You may specify replacementString the same way as searchString. However, if your searchString is a REG_BINARY length only, you can't use -r.
If you specify -z and -r together, the replacement string is ignored. Instead of replacing anything, regfind fixes any strings with missing terminators or bad lengths.
There's no confirmation option with -r, so it's a good idea to run regfind without it until you're sure what is replaced is what you want replaced.

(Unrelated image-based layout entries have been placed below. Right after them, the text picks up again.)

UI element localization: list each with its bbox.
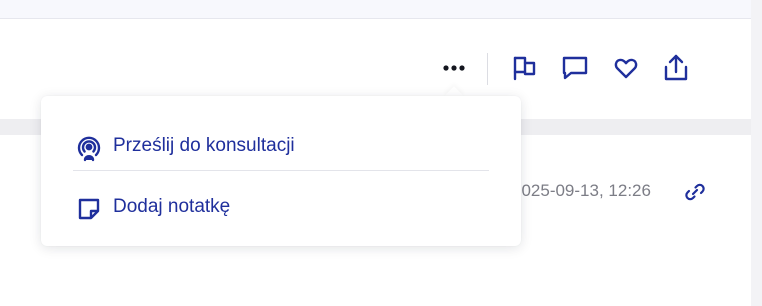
favorite-button[interactable] — [610, 52, 642, 84]
flag-button[interactable] — [508, 52, 540, 84]
toolbar-divider — [487, 53, 488, 85]
more-options-button[interactable] — [438, 52, 470, 84]
comment-button[interactable] — [559, 52, 591, 84]
consultation-broadcast-icon — [77, 136, 101, 162]
comment-icon — [562, 56, 588, 80]
share-upload-icon — [664, 54, 688, 81]
heart-icon — [614, 58, 638, 79]
link-icon[interactable] — [684, 181, 706, 203]
top-strip — [0, 0, 751, 19]
menu-item-label: Dodaj notatkę — [113, 196, 231, 217]
menu-item-send-to-consultation[interactable]: Prześlij do konsultacji — [41, 123, 521, 169]
more-options-dropdown: Prześlij do konsultacji Dodaj notatkę — [41, 96, 521, 246]
share-button[interactable] — [660, 52, 692, 84]
more-horizontal-icon — [443, 65, 465, 71]
menu-divider — [73, 170, 489, 171]
menu-item-label: Prześlij do konsultacji — [113, 135, 295, 156]
flag-icon — [513, 56, 536, 81]
entry-timestamp: 2025-09-13, 12:26 — [512, 181, 651, 200]
note-icon — [78, 198, 100, 220]
menu-item-add-note[interactable]: Dodaj notatkę — [41, 184, 521, 230]
scroll-gutter — [751, 0, 762, 306]
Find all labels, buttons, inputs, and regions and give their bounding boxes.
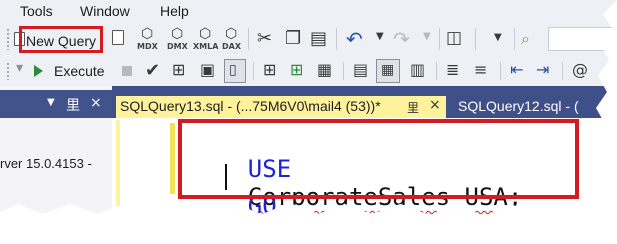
cut-icon[interactable]: ✂ <box>257 28 272 49</box>
intellisense-icon: ▯ <box>229 62 237 78</box>
toolbar-options-dropdown-icon[interactable]: ▼ <box>494 32 502 43</box>
panel-dropdown-icon[interactable]: ▼ <box>47 97 55 108</box>
client-statistics-icon[interactable]: ▦ <box>317 60 332 79</box>
uncomment-icon[interactable]: ≡ <box>474 60 487 79</box>
include-actual-plan-icon[interactable]: ⊞ <box>263 60 276 79</box>
cube-icon: ⬡ <box>225 26 238 42</box>
comment-out-icon[interactable]: ≣ <box>446 60 459 79</box>
toolbar-grip[interactable] <box>6 28 10 50</box>
dax-label: DAX <box>222 42 241 51</box>
decrease-indent-icon[interactable]: ⇤ <box>510 60 523 79</box>
toolbar-separator <box>436 62 437 80</box>
increase-indent-icon[interactable]: ⇥ <box>536 60 549 79</box>
toolbar-grip[interactable] <box>6 62 10 80</box>
menu-bar: Tools Window Help <box>0 0 617 22</box>
intellisense-toggle-button[interactable]: ▯ <box>224 59 246 83</box>
undo-icon[interactable]: ↶ <box>346 27 363 51</box>
database-engine-query-icon[interactable] <box>112 30 124 45</box>
cube-icon: ⬡ <box>141 26 154 42</box>
ssms-window: Tools Window Help New Query ⬡ MDX ⬡ DMX … <box>0 0 617 216</box>
cube-icon: ⬡ <box>199 26 212 42</box>
toolbar-separator <box>500 62 501 80</box>
estimated-plan-icon[interactable]: ⊞ <box>172 60 185 79</box>
undo-dropdown-icon[interactable]: ▼ <box>376 31 384 42</box>
change-tracking-bar <box>170 123 175 194</box>
editor-margin-indicator <box>116 120 120 206</box>
search-input[interactable] <box>548 27 617 51</box>
activity-monitor-icon[interactable]: ◫ <box>446 28 462 48</box>
redo-icon[interactable]: ↷ <box>393 27 410 51</box>
live-query-stats-icon[interactable]: ⊞ <box>290 60 303 79</box>
server-node-label[interactable]: rver 15.0.4153 - <box>0 156 92 171</box>
tab-close-icon[interactable]: × <box>429 97 441 113</box>
cube-icon: ⬡ <box>171 26 184 42</box>
toolbar-separator <box>439 28 440 50</box>
results-to-file-icon[interactable]: ▥ <box>410 60 425 79</box>
menu-help[interactable]: Help <box>160 3 189 19</box>
toolbar-separator <box>248 28 249 50</box>
copy-icon[interactable]: ❐ <box>285 28 301 49</box>
xmla-label: XMLA <box>193 42 219 51</box>
new-query-button[interactable] <box>19 26 103 53</box>
toolbar-separator <box>562 62 563 80</box>
toolbar-separator <box>514 28 515 50</box>
parse-check-icon[interactable]: ✔ <box>145 60 160 81</box>
pin-icon[interactable]: ⾥ <box>66 95 80 115</box>
toolbar-separator <box>475 28 476 50</box>
grid-icon: ▦ <box>381 62 395 78</box>
tab-sqlquery12-title[interactable]: SQLQuery12.sql - ( <box>458 98 579 114</box>
tab-sqlquery13-title: SQLQuery13.sql - (...75M6V0\mail4 (53))* <box>120 98 381 114</box>
mdx-label: MDX <box>137 42 158 51</box>
toolbar-separator <box>343 62 344 80</box>
query-options-icon[interactable]: ▣ <box>200 60 215 79</box>
toolbar-separator <box>336 28 337 50</box>
results-to-grid-button[interactable]: ▦ <box>376 59 400 83</box>
play-icon <box>34 65 43 77</box>
close-icon[interactable]: × <box>90 95 102 111</box>
available-databases-dropdown-icon[interactable]: ▾ <box>16 60 23 76</box>
execute-label: Execute <box>54 63 105 79</box>
code-highlight-box <box>178 119 579 199</box>
redo-dropdown-icon[interactable]: ▼ <box>423 31 431 42</box>
menu-window[interactable]: Window <box>80 3 130 19</box>
tab-pin-icon[interactable]: ⾥ <box>407 99 419 116</box>
specify-template-values-icon[interactable]: @ <box>572 60 588 79</box>
toolbar-separator <box>253 62 254 80</box>
menu-tools[interactable]: Tools <box>20 3 53 19</box>
results-to-text-icon[interactable]: ▤ <box>353 60 368 79</box>
paste-icon[interactable]: ▤ <box>310 28 327 49</box>
find-icon[interactable]: ⌕ <box>521 29 530 49</box>
cancel-query-icon[interactable] <box>122 66 132 76</box>
dmx-label: DMX <box>167 42 188 51</box>
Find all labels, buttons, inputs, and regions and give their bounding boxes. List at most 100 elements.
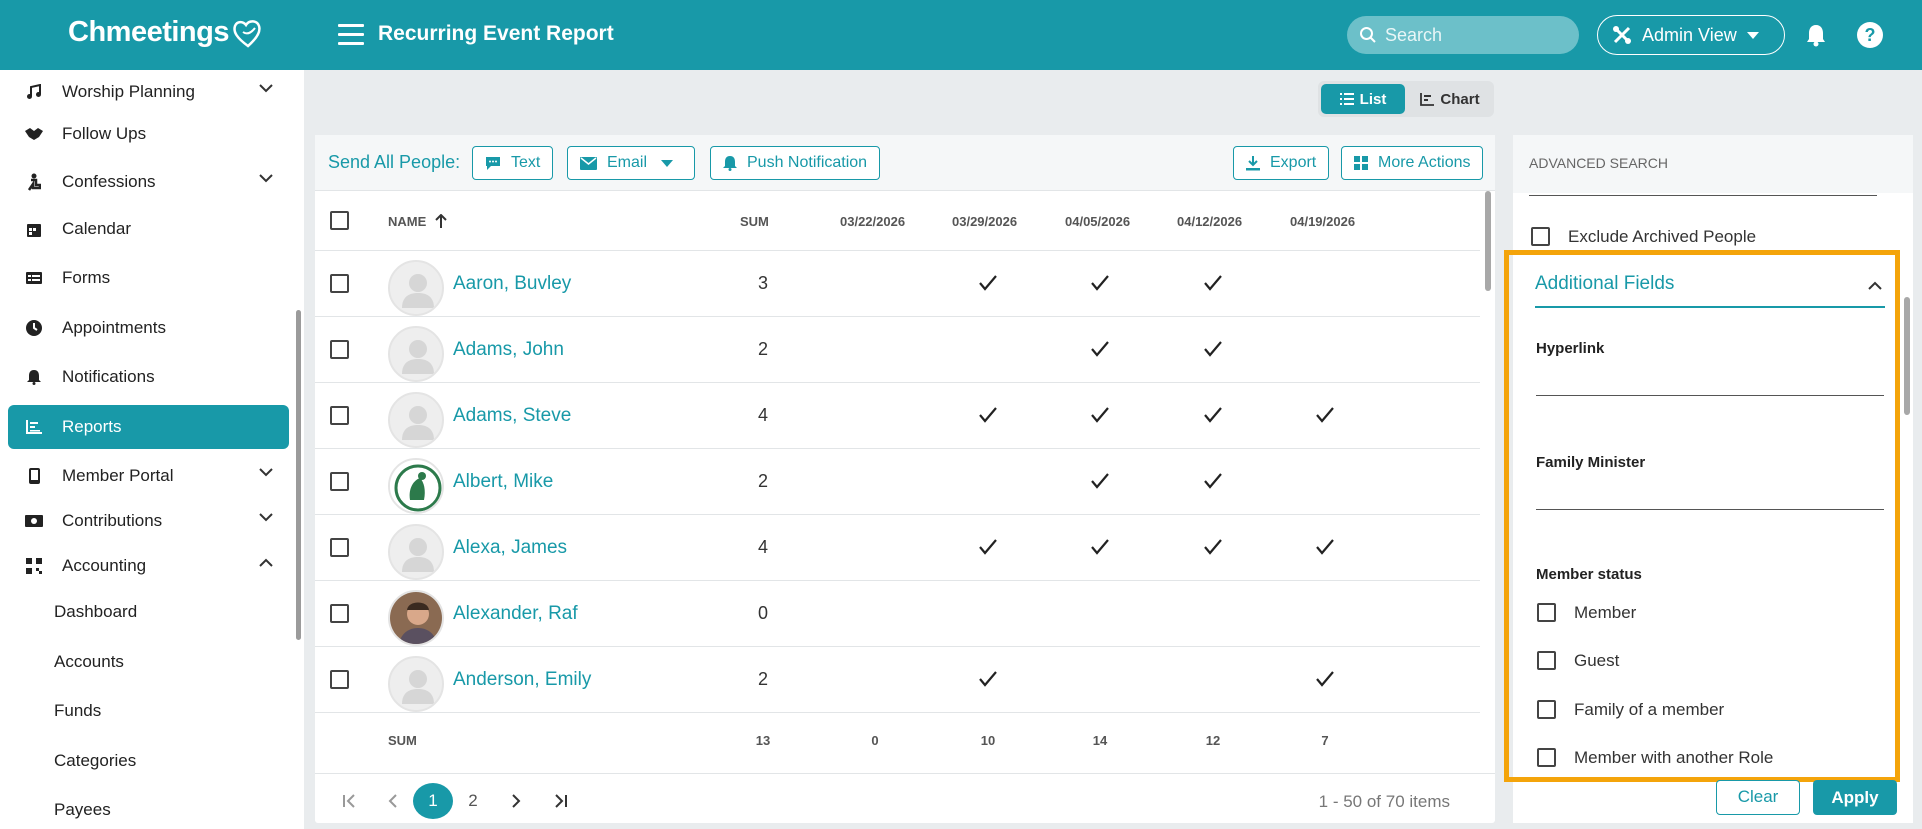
sidebar-item-reports[interactable]: Reports	[8, 405, 289, 449]
avatar	[388, 326, 444, 382]
top-bar: Chmeetings Recurring Event Report Search…	[0, 0, 1922, 70]
list-view-button[interactable]: List	[1321, 84, 1405, 114]
table-row[interactable]: Alexa, James 4	[315, 515, 1480, 581]
export-button[interactable]: Export	[1233, 146, 1330, 180]
footer-date-total: 14	[1092, 733, 1108, 748]
sidebar-subitem-payees[interactable]: Payees	[54, 800, 111, 820]
sidebar-item-label: Confessions	[62, 172, 156, 191]
table-row[interactable]: Anderson, Emily 2	[315, 647, 1480, 713]
first-page-button[interactable]	[335, 783, 365, 819]
table-row[interactable]: Alexander, Raf 0	[315, 581, 1480, 647]
advanced-search-scrollbar[interactable]	[1904, 297, 1910, 415]
row-sum: 0	[757, 603, 768, 623]
row-checkbox[interactable]	[330, 472, 349, 491]
more-actions-button[interactable]: More Actions	[1341, 146, 1484, 180]
logo-text: Chmeetings	[68, 16, 229, 48]
person-name-link[interactable]: Alexa, James	[453, 537, 567, 559]
select-all-checkbox[interactable]	[330, 211, 349, 230]
last-page-button[interactable]	[545, 783, 575, 819]
row-checkbox[interactable]	[330, 670, 349, 689]
person-name-link[interactable]: Albert, Mike	[453, 471, 553, 493]
previous-page-button[interactable]	[378, 783, 408, 819]
sidebar-item-label: Forms	[62, 268, 111, 287]
member-status-option-member[interactable]: Member	[1537, 603, 1636, 623]
sidebar-subitem-categories[interactable]: Categories	[54, 751, 136, 771]
member-status-label: Member status	[1536, 566, 1642, 583]
sum-column-header[interactable]: SUM	[740, 214, 769, 229]
calendar-icon	[23, 222, 45, 237]
sidebar-subitem-dashboard[interactable]: Dashboard	[54, 602, 137, 622]
notifications-bell-icon[interactable]	[1805, 23, 1827, 47]
push-notification-button[interactable]: Push Notification	[710, 146, 881, 180]
chevron-up-icon[interactable]	[1868, 281, 1882, 290]
sidebar-item-confessions[interactable]: Confessions	[8, 160, 289, 204]
person-name-link[interactable]: Adams, John	[453, 339, 564, 361]
table-row[interactable]: Albert, Mike 2	[315, 449, 1480, 515]
apply-button[interactable]: Apply	[1813, 780, 1897, 815]
checkbox[interactable]	[1537, 603, 1556, 622]
kneel-icon	[23, 173, 45, 191]
search-placeholder: Search	[1385, 24, 1443, 45]
clear-button[interactable]: Clear	[1716, 780, 1800, 815]
table-header: NAME SUM 03/22/2026 03/29/2026 04/05/202…	[315, 191, 1480, 251]
admin-view-dropdown[interactable]: Admin View	[1597, 15, 1785, 55]
hyperlink-input[interactable]	[1536, 395, 1884, 396]
clock-icon	[23, 320, 45, 336]
next-page-button[interactable]	[501, 783, 531, 819]
email-dropdown-button[interactable]: Email	[567, 146, 695, 180]
member-status-option-other-role[interactable]: Member with another Role	[1537, 748, 1773, 768]
sidebar-item-member-portal[interactable]: Member Portal	[8, 454, 289, 498]
row-checkbox[interactable]	[330, 406, 349, 425]
person-name-link[interactable]: Aaron, Buvley	[453, 273, 571, 295]
name-column-header[interactable]: NAME	[388, 213, 447, 229]
sidebar-subitem-accounts[interactable]: Accounts	[54, 652, 124, 672]
sidebar-item-forms[interactable]: Forms	[8, 256, 289, 300]
table-row[interactable]: Adams, John 2	[315, 317, 1480, 383]
checkbox[interactable]	[1531, 227, 1550, 246]
family-minister-input[interactable]	[1536, 509, 1884, 510]
table-row[interactable]: Adams, Steve 4	[315, 383, 1480, 449]
date-column-header[interactable]: 04/05/2026	[1065, 214, 1130, 229]
member-status-option-family[interactable]: Family of a member	[1537, 700, 1724, 720]
checkbox[interactable]	[1537, 700, 1556, 719]
checkbox[interactable]	[1537, 651, 1556, 670]
date-column-header[interactable]: 04/19/2026	[1290, 214, 1355, 229]
exclude-archived-checkbox[interactable]: Exclude Archived People	[1531, 227, 1756, 247]
date-column-header[interactable]: 03/29/2026	[952, 214, 1017, 229]
member-status-option-guest[interactable]: Guest	[1537, 651, 1619, 671]
sidebar-item-contributions[interactable]: Contributions	[8, 499, 289, 543]
date-column-header[interactable]: 04/12/2026	[1177, 214, 1242, 229]
text-button[interactable]: Text	[472, 146, 554, 180]
person-name-link[interactable]: Alexander, Raf	[453, 603, 578, 625]
search-input[interactable]: Search	[1347, 16, 1579, 54]
sidebar-item-calendar[interactable]: Calendar	[8, 207, 289, 251]
sidebar-item-worship-planning[interactable]: Worship Planning	[8, 70, 289, 114]
page-1-button[interactable]: 1	[413, 783, 453, 819]
menu-toggle-button[interactable]	[338, 24, 364, 46]
page-2-button[interactable]: 2	[458, 783, 488, 819]
sidebar-item-follow-ups[interactable]: Follow Ups	[8, 112, 289, 156]
sidebar-item-label: Follow Ups	[62, 124, 147, 143]
row-checkbox[interactable]	[330, 274, 349, 293]
chart-view-button[interactable]: Chart	[1408, 84, 1492, 114]
sidebar-subitem-funds[interactable]: Funds	[54, 701, 101, 721]
help-icon[interactable]: ?	[1857, 22, 1883, 48]
sidebar-scrollbar[interactable]	[296, 310, 301, 640]
sidebar-item-appointments[interactable]: Appointments	[8, 306, 289, 350]
additional-fields-toggle[interactable]: Additional Fields	[1535, 273, 1674, 295]
person-name-link[interactable]: Anderson, Emily	[453, 669, 591, 691]
checkbox[interactable]	[1537, 748, 1556, 767]
attendance-check-icon	[1091, 407, 1109, 428]
person-name-link[interactable]: Adams, Steve	[453, 405, 571, 427]
sidebar-item-notifications[interactable]: Notifications	[8, 355, 289, 399]
sidebar-item-accounting[interactable]: Accounting	[8, 544, 289, 588]
row-checkbox[interactable]	[330, 538, 349, 557]
date-column-header[interactable]: 03/22/2026	[840, 214, 905, 229]
app-logo[interactable]: Chmeetings	[68, 16, 265, 49]
table-scrollbar[interactable]	[1485, 191, 1491, 291]
row-checkbox[interactable]	[330, 604, 349, 623]
table-row[interactable]: Aaron, Buvley 3	[315, 251, 1480, 317]
row-checkbox[interactable]	[330, 340, 349, 359]
tools-icon	[1613, 26, 1631, 44]
sidebar-item-label: Member Portal	[62, 466, 174, 485]
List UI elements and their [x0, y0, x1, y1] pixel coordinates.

Because this is a complicated command, an example may help to clarify how the command works. Let's try finding all the keys whose contents or names include the string "Mac":

C:\ntreskit>regfind -y -n Mac
Scanning \Registry registry tree
Case Insensitive Search for 'Mac'
Will match values of type: REG_SZ REG_EXPAND_SZ REG_MULTI_SZ
Search will include key or value names
\Registry
    Machine
        SOFTWARE
            Microsoft
                AsyncMac
                Exchange
                    Client
                        Mac File Types
                Shared Tools
                    Text Converters
                        Export
                            MSWordMac4
                            MSWordMac5
                            MSWordMac51
                        Import
                            MSWordMac
        SYSTEM
            ControlSet001
                Services
                    AsyncMac
                    AsyncMac2
                    EventLog
                        System
                            AsyncMac
            ControlSet003
                Services
                    AsyncMac
                    AsyncMac2
                    EventLog
                        System
                            AsyncMac
    Users
        S-1-5-21-1944135612-1199777195-24521265-500
            Software
                Microsoft
                    Ntbackup
                        Backup Engine
                            Process Macintosh files = 1
                            Machine Type = 0
                    Telnet
                        Machine1 = fly.hiwaay.net 
                        LastMachine = hq
                        Machine2 = hq

The only real drawback to regfind is that it can't handle regular expressions or wildcards like findstr and grep can. Apart from that limitation, though, it's a valuable tool when you need to find a key whose value you know but whose path you don't. If you need to use regular expressions, use scanreg.exe instead.